Published January 13, 2015
A mile from the Syrian border, one Lebanese armored personnel carrier was freshly dug in behind red earthen berms Saturday. A second was draped with camouflage netting.
Soldiers in new uniforms checked vehicles traveling the lane that winds through the mountains.
The curving track — climbing through vineyards, heavy-laden in late August, and newly harvested peach orchards — was cratered in two places by Israeli missiles fired in the first days of the monthlong war with Hezbollah.
FOX News CountryWatch: Lebanon
Gravel in some places, crumbling asphalt in others, the road traces the contours of the rugged Anti-Lebanon range and once served as a major route for gunrunners bringing in arms for the militant Shiite guerrillas.
"Since we got here two weeks ago we believe we've stopped 90 percent of the smuggling from Syria," boasted a Lebanese army captain, who would not give his name because he was under orders not to speak to the media.
The Lebanese army is rushing troops to the country's porous borders, because Israel has said it won't lift its air and sea blockade of the country until the frontier is clamped shut and new arms are not flowing to Hezbollah fighters from their benefactors in Syria and Iran.
Prime Minister Ehud Olmert has even demanded that the expanded U.N. peacekeeping force for southern Lebanon put its soldiers along the mountainous frontier to patrol the four official crossings and 60 illegal ones that had been unpoliced, like the one near Aita al-Foukhar.
Syrian President Bashar Assad said such a move would be considered "hostile." And Lebanese Prime Minister Fuad Saniora said his army was up to the task and has balked at, but not outright refused, the Israeli demand.

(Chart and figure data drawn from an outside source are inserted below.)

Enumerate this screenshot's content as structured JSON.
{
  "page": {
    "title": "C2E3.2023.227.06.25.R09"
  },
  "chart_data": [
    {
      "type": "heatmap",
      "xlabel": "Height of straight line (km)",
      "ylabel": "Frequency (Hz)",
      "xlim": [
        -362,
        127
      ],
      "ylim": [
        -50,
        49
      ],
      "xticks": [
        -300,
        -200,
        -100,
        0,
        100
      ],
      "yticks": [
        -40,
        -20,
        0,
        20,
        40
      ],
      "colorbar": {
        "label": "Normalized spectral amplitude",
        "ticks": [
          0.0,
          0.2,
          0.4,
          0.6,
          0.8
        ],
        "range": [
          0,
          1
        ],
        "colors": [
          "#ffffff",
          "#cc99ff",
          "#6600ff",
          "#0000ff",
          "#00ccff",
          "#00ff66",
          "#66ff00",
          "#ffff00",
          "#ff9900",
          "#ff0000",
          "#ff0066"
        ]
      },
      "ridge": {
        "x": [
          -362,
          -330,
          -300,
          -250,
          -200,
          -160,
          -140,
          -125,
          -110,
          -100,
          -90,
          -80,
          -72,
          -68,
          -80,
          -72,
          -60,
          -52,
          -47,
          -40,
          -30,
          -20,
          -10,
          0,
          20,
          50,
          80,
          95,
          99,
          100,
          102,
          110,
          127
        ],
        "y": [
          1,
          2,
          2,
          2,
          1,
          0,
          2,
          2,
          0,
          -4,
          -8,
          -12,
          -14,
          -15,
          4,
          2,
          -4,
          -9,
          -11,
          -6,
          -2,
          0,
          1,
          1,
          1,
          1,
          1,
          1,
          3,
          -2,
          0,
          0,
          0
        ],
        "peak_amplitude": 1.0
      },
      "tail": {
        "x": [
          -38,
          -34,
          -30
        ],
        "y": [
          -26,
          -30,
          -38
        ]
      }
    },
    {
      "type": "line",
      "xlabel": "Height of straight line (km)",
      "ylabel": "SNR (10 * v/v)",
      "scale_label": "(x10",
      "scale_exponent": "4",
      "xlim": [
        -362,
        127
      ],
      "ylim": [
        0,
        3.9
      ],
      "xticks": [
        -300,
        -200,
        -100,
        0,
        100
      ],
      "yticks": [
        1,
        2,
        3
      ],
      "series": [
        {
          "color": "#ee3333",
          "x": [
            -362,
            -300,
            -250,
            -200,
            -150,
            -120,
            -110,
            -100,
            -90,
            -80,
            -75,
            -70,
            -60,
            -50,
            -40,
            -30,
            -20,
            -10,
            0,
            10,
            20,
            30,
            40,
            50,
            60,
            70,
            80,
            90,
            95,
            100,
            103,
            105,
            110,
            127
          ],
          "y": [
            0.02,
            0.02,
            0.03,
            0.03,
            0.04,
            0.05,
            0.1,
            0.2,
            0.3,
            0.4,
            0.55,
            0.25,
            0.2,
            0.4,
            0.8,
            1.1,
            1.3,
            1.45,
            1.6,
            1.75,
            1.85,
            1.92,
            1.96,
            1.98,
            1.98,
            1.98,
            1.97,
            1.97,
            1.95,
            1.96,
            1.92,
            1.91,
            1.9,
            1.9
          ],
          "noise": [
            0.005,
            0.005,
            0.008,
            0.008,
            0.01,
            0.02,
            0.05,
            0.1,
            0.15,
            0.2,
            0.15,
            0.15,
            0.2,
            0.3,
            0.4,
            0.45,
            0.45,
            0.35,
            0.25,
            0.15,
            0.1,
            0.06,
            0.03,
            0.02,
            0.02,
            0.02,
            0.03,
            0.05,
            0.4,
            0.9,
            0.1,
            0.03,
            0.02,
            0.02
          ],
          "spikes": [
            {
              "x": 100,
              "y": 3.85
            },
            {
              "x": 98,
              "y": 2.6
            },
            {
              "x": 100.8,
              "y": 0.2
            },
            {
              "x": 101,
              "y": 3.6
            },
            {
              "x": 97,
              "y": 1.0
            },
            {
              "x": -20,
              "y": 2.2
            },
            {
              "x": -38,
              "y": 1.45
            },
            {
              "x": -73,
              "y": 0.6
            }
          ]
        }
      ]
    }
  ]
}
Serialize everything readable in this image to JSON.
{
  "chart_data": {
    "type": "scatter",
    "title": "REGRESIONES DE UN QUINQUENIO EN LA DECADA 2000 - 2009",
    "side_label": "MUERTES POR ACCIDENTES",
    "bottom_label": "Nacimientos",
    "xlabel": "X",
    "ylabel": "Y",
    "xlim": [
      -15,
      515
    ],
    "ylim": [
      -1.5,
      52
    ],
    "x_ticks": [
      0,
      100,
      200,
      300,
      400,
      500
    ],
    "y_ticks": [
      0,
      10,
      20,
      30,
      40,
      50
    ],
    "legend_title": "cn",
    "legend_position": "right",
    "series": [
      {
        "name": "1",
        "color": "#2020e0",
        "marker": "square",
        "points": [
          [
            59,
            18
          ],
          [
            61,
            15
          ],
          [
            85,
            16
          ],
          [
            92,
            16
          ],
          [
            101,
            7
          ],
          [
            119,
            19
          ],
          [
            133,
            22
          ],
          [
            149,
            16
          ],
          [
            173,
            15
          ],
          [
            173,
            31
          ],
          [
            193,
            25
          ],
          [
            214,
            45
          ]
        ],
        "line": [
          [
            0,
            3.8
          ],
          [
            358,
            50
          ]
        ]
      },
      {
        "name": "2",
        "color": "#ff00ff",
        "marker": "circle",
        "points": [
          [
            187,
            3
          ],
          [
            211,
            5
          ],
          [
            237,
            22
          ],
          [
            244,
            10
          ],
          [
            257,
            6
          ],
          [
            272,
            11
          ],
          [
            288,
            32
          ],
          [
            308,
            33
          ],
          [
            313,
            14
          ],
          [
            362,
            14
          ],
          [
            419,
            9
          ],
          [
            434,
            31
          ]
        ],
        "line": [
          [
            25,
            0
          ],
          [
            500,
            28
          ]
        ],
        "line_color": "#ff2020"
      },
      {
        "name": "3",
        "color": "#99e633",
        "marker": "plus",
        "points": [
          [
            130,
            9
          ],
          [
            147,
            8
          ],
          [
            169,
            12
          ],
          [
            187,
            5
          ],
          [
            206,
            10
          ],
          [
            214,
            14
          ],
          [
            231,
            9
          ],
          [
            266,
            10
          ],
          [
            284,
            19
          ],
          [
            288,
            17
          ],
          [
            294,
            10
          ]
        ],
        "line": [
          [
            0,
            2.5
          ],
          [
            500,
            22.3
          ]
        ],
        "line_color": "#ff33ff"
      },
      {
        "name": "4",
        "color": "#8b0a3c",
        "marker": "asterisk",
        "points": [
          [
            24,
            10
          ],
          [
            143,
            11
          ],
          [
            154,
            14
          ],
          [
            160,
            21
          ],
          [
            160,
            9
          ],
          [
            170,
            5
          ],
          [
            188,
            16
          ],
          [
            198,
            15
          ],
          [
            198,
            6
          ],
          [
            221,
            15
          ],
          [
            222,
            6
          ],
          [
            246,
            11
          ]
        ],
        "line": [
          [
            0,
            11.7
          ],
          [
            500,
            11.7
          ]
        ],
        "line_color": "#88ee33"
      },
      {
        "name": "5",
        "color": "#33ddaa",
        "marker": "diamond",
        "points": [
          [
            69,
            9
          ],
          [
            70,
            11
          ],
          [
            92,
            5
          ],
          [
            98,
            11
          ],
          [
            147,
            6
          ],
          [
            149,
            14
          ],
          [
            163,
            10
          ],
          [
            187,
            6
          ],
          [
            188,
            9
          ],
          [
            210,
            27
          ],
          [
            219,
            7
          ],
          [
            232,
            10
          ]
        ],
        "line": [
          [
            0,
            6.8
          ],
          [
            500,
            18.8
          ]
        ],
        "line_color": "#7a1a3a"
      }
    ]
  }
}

"We have no intention of showing any hostility toward Syria," Saniora said late last week. "We want cordial relations with Syria and we are taking care of the issue of the border to prevent any infiltration into Lebanon."
Saniora has pleaded with the United States to pressure Israel to lift the blockade, and his office issued a statement Saturday saying Secretary of State Condoleezza Rice had telephoned to say she would do her best and agreed that Lebanese forces should police the border.
French President Jacques Chirac , who has pledged 2,000 soldiers to the U.N. force that was to grow to 15,000, said the U.N. mandate does not call for policing the Syrian border. U.N. Secretary-General Kofi Annan said the troops would take up positions there only if invited by the Lebanese government.
So, for now, Lebanon has sought to place its soldiers at key positions near illegal crossing points. U.N. envoy Terje Roed-Larsen has said 2,000 Lebanese soldiers have been deployed so far along Lebanon's eastern border with Syria, with the goal of eventually having 8,600 there.
At the Masnaa crossing in the Bekaa Valley, the main border point on the highway from Beirut to Damascus, extra soldiers were deployed and long lines of trucks were backed up in each direction, awaiting customs clearance.
Lebanese border police and customs officials hotly denied they allowed weapons from Syria to cross the border and showed a visiting reporter the careful searches they were conducting. But Lebanese residents familiar with the border said the right amount of money in the right hands expedited the procedure for truckers with questionable cargo.
Two dirt tracks leading into the hills flanking the highway through no man's land between the Lebanese and Syrian sides of the crossing were still unobstructed. A border policeman, however, said army posts had been established a few hundred yards off the highway to block smugglers from detouring around the official crossing. He would not give his name because he was under orders not to speak to reporters.
The smugglers' route passes through Aita al-Foukhar, a mainly Christian village with two Greek Catholic churches and one mosque. At the east end of town, two missile craters were filled in and cars passed slowly over the rough patch. Nearby was a blue Volkswagen beetle, its roof ripped back like the lid on a tuna can.
Fifteen-year-old Michel Samaan, a villager, had been driving the car when an Israeli missile tore into it. He was killed instantly. His father and 11-year-old brother survived but were badly wounded. To look at the car it was hard to imagine how anyone escaped alive.
Henri Mouaikel, a 25-year-old cousin of the dead young driver stood nearby. He had just driven from Beirut and was recording video of the wreckage on Saturday. He said his cousin was killed at 3 p.m. on July 18, the seventh day of the war, as Israeli jets were bombing and rocketing roads like the one that snakes through Aita al-Foukhar to the Syrian frontier.
"I just can't believe an old blue Volkswagen was mistaken for a gunrunner," he said. "I hope he was just in the wrong place at the wrong time, that it was a mistake."
Youngsters at a nearby house handed out juicy green grapes to visitors. Mouaikel shook his head, got into his green Toyota and headed back the 42 miles to the capital.